A deeper analysis of participant samples revealed that, compared with those given G-CSF plus a placebo, those in the Aphexda group generated 10.5 times more primitive HSCs, which are early stem and progenitor cells capable of giving rise to multiple blood cell types.

Significantly more of these cells were also generated with the Aphexda combo than with other G-CSF approaches, according to reports from previous studies.

In addition, gene activity analyses within these primitive HSCs showed that Aphexda preferably mobilized subsets of cells with increased activity in pathways associated with enhanced self-renewal and regeneration.

These analyses “were not designed to understand potential clinical outcomes; nevertheless, we believe the findings are of interest and a compelling area for further research,” DiPersio said.

G-CSF plus Aphexda had a favorable safety profile and was generally well-tolerated. The most commonly reported adverse events were temporary injection site reactions.

“The upfront use of a single injection of [Aphexda] added to G-CSF resulted in rapid, robust and reliable mobilization of optimal numbers of [HSCs] in [multiple myeloma] patients undergoing ASCT,” the researchers wrote.

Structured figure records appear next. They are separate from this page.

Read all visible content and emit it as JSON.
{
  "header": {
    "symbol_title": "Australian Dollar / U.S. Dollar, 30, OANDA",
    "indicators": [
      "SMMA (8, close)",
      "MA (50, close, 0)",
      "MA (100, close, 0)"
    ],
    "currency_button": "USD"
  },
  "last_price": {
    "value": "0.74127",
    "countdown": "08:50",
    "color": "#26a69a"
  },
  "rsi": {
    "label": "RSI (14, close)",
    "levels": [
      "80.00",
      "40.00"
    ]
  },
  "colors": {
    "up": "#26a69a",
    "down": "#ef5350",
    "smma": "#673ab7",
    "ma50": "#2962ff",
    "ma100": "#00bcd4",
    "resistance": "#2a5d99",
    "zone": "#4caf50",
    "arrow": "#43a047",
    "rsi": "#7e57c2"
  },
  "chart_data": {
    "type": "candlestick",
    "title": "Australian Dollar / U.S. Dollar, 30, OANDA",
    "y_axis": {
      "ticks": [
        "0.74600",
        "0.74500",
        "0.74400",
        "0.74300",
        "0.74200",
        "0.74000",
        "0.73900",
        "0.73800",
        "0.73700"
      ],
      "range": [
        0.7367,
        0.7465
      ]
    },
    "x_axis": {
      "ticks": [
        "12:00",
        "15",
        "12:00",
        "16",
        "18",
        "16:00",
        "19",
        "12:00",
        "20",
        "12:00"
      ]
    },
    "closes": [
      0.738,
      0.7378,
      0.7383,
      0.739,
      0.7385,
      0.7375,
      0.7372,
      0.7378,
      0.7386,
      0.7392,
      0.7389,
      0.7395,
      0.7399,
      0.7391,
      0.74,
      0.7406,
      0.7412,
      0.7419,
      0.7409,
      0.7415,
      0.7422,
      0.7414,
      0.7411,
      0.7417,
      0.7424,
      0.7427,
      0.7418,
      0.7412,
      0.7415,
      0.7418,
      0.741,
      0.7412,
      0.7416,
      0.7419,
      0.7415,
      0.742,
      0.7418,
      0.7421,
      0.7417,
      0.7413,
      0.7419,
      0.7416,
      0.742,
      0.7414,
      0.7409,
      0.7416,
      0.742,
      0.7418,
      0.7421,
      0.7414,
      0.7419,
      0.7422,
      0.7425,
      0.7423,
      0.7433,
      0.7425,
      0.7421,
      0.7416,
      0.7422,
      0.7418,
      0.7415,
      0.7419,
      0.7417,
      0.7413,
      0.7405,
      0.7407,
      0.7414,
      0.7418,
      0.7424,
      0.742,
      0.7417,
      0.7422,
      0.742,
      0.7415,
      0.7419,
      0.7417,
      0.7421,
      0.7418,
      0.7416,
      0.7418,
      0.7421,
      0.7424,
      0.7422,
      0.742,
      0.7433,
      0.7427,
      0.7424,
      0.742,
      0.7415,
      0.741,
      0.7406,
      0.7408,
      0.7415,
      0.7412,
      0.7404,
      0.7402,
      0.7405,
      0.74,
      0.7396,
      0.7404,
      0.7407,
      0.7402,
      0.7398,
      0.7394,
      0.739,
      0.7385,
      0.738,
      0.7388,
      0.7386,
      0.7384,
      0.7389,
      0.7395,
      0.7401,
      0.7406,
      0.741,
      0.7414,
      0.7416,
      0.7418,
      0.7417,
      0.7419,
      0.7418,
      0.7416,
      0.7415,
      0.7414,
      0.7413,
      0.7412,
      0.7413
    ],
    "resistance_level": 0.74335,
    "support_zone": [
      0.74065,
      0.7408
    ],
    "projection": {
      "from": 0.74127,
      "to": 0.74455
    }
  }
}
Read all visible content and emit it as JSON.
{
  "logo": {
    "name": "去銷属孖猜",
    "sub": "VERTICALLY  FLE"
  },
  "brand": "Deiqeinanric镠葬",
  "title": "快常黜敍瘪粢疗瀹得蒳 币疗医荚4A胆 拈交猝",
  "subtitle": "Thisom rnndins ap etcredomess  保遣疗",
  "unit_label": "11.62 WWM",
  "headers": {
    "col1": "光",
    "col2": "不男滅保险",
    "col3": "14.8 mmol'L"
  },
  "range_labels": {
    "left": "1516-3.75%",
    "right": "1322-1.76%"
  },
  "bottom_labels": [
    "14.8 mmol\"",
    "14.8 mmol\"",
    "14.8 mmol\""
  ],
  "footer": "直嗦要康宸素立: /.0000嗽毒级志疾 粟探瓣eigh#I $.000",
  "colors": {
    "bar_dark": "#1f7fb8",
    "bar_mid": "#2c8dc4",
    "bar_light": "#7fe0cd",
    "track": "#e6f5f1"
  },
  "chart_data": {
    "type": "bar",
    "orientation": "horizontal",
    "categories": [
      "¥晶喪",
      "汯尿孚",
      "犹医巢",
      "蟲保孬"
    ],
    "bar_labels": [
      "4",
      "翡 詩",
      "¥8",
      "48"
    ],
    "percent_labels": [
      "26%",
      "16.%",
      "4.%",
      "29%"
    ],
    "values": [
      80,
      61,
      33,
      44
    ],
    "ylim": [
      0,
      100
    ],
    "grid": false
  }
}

“This first peer-reviewed publication of results from the Phase 3 GENESIS trial are an important validation of the potential of [Aphexda] to address critical clinical challenges and the evolving needs of today’s ASCT treatment landscape in appropriate multiple myeloma patients,” said Tami Rachmilewitz, MD, chief medical officer at BioLineRx.

“We look forward to continuing the development of [Aphexda] with the aim of advancing care for patients with multiple myeloma,” Rachmilewitz added.